Communication Interpretive Communities
by
Dan Berkowitz
  • LAST REVIEWED: 26 July 2022
  • LAST MODIFIED: 26 July 2022
  • DOI: 10.1093/obo/9780199756841-0279

Introduction

The term “interpretive community” refers to a social group’s meaning-making from media texts (such as books, newspapers, broadcasts, online sources). These meanings are shaped from peoples’ social experiences and their social identities. This is a constructivist position, suggesting that people with similar experiences and identities will draw similar meanings from media texts. Further, the experiences and identities of other groups will produce different interpretations from the same texts. These social groups do not have to be formally constituted, and group members do not even need to be aware of their interpretive group. Much of the literature about interpretive communities is grounded on reading of fiction, often applied to studies of women and girls, but also to literary criticism and the professorate that takes on that criticism. In another vein, the concept has found its way into the study of news, news audiences, news sources, and the journalists who create news. Some studies have also considered how interpretive community can be useful for understanding groups of specialty journalists, covering topics such as sports, politics, or ethnicity.

Foundational Works

The concept of interpretive community was introduced by four key authors. Fish 1980 is concerned with interpretation and criticism of literature. A more accessible version can be found in Fish 2004. There, Fish posed two questions about reading, asking (1) How the same reader will perform differently when reading two different texts? and (2) How different readers will perform similarly when reading the same text? Part of his answer centered on interpretive strategies rather than on texts. Lindlof 1988 connects interpretive communities with mediated communication, focusing on the various layers of meanings that audiences bring to and come away with from their encounters with media content. Radway 1984a offers a conceptual explication of the foundations of the work. Radway 1984b then applies the concept to women’s reading of romance novels, arguing that interpretation and meaning depend on the reader and the reader’s cultural context. Zelizer 1993 applies the concept to journalism and the work of journalists. Key to this work is the assertion that rather than belonging to a profession, journalists are members of an interpretive community united by shared interpretations of public events. Different from interpretive communities of readers, one of the functions of interpretive communities of journalists is also to maintain authority/credibility.

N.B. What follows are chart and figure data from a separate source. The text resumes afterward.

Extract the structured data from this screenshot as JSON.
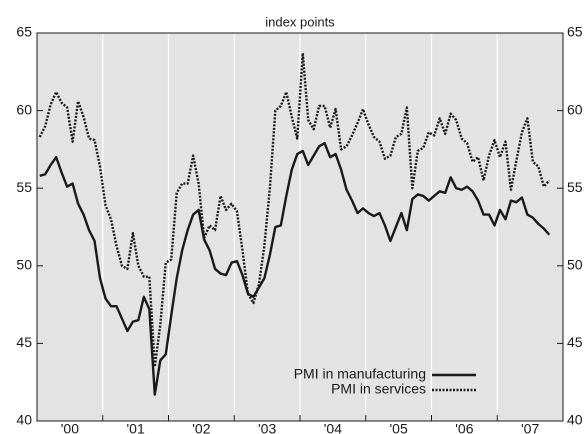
{
  "chart_data": {
    "type": "line",
    "title": "index points",
    "categories": [
      "'00",
      "'01",
      "'02",
      "'03",
      "'04",
      "'05",
      "'06",
      "'07"
    ],
    "series": [
      {
        "name": "PMI in manufacturing",
        "color": "#1a1a1a",
        "style": "solid",
        "values": [
          [
            55.8,
            55.9,
            56.5,
            57.0,
            56.0,
            55.1,
            55.3,
            54.0,
            53.3,
            52.3,
            51.6,
            49.2
          ],
          [
            47.9,
            47.4,
            47.4,
            46.6,
            45.8,
            46.4,
            46.5,
            48.0,
            47.2,
            41.7,
            43.9,
            44.3
          ],
          [
            46.8,
            49.2,
            51.0,
            52.3,
            53.3,
            53.6,
            51.7,
            51.0,
            49.8,
            49.5,
            49.4,
            50.2
          ],
          [
            50.3,
            49.4,
            48.2,
            48.0,
            48.6,
            49.2,
            50.7,
            52.5,
            52.6,
            54.5,
            56.2,
            57.2
          ],
          [
            57.4,
            56.5,
            57.1,
            57.7,
            57.9,
            57.0,
            57.2,
            56.2,
            54.9,
            54.2,
            53.4,
            53.7
          ],
          [
            53.4,
            53.2,
            53.4,
            52.6,
            51.6,
            52.5,
            53.4,
            52.3,
            54.3,
            54.6,
            54.5,
            54.2
          ],
          [
            54.5,
            54.8,
            54.7,
            55.7,
            55.0,
            54.9,
            55.1,
            54.8,
            54.2,
            53.3,
            53.3,
            52.6
          ],
          [
            53.6,
            53.0,
            54.2,
            54.1,
            54.4,
            53.3,
            53.1,
            52.7,
            52.4,
            52.0
          ]
        ]
      },
      {
        "name": "PMI in services",
        "color": "#1a1a1a",
        "style": "dotted",
        "values": [
          [
            58.3,
            59.0,
            60.4,
            61.2,
            60.5,
            60.2,
            58.0,
            60.6,
            59.6,
            58.2,
            58.1,
            56.4
          ],
          [
            53.9,
            53.0,
            51.3,
            50.0,
            49.8,
            52.1,
            50.0,
            49.3,
            49.3,
            43.5,
            46.2,
            50.2
          ],
          [
            50.4,
            54.7,
            55.3,
            55.3,
            57.1,
            55.3,
            51.8,
            52.6,
            52.3,
            54.5,
            53.6,
            54.0
          ],
          [
            53.5,
            51.0,
            48.2,
            47.6,
            48.8,
            51.3,
            55.0,
            60.0,
            60.3,
            61.2,
            59.6,
            58.2
          ],
          [
            63.7,
            59.4,
            58.8,
            60.3,
            60.3,
            58.9,
            60.1,
            57.5,
            57.7,
            58.4,
            59.2,
            60.1
          ],
          [
            59.1,
            58.3,
            58.0,
            56.9,
            57.1,
            58.3,
            58.5,
            60.2,
            55.0,
            57.4,
            57.6,
            58.6
          ],
          [
            58.4,
            59.5,
            58.5,
            59.8,
            59.4,
            58.2,
            57.9,
            56.7,
            57.0,
            55.5,
            57.1,
            58.1
          ],
          [
            57.0,
            58.0,
            54.9,
            56.8,
            58.6,
            59.5,
            56.7,
            56.4,
            55.1,
            55.5
          ]
        ]
      }
    ],
    "ylim": [
      40,
      65
    ],
    "yticks": [
      40,
      45,
      50,
      55,
      60,
      65
    ],
    "legend": "lower-right"
  }
}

  • Fish, Stanley. 1980. Is there a text in this class?: The authority of interpretive communities. Cambridge, MA: Harvard University Press.

    The core text that raises the concept of interpretive communities.

  • Fish, Stanley. 2004. Interpretive communities. In Literary theory: An anthology. 2d ed. Edited by Julie Rivkin and Michael Ryan, 217–221. Malden, MA: Blackwell.

    This piece is more succinct than Fish 1980.

  • Lindlof, Thomas. 1988. Media audiences as interpretive communities. Annals of the International Communication Association 11.1: 81–107.

    DOI: 10.1080/23808985.1988.11678680

    Goes back to linkages of interpretive community with semiotics, constructed meaning, and genre.

  • Radway, Janice. 1984a. Interpretive communities and variable literacies. Daedalus 113.3: 49–73.

    Argues for the active reader who constructs meanings based on previously learned procedures and cultural codes. As with Fish 2004, this article gets to core ideas in succinct form.

  • Radway, Janice. 1984b. Reading the romance : Women, patriarchy, and popular literature. Chapel Hill: University of North Carolina Press.

    A core book for exploring the concept of interpretive communities and its methodologies.

  • Zelizer, Barbie. 1993. Journalists as interpretive communities. Critical Studies in Media Communication 10.3: 219–237.

    DOI: 10.1080/15295039309366865

    Reframes the work of journalists from a profession to members of an interpretive community, drawing on case examples about McCarthyism and Watergate.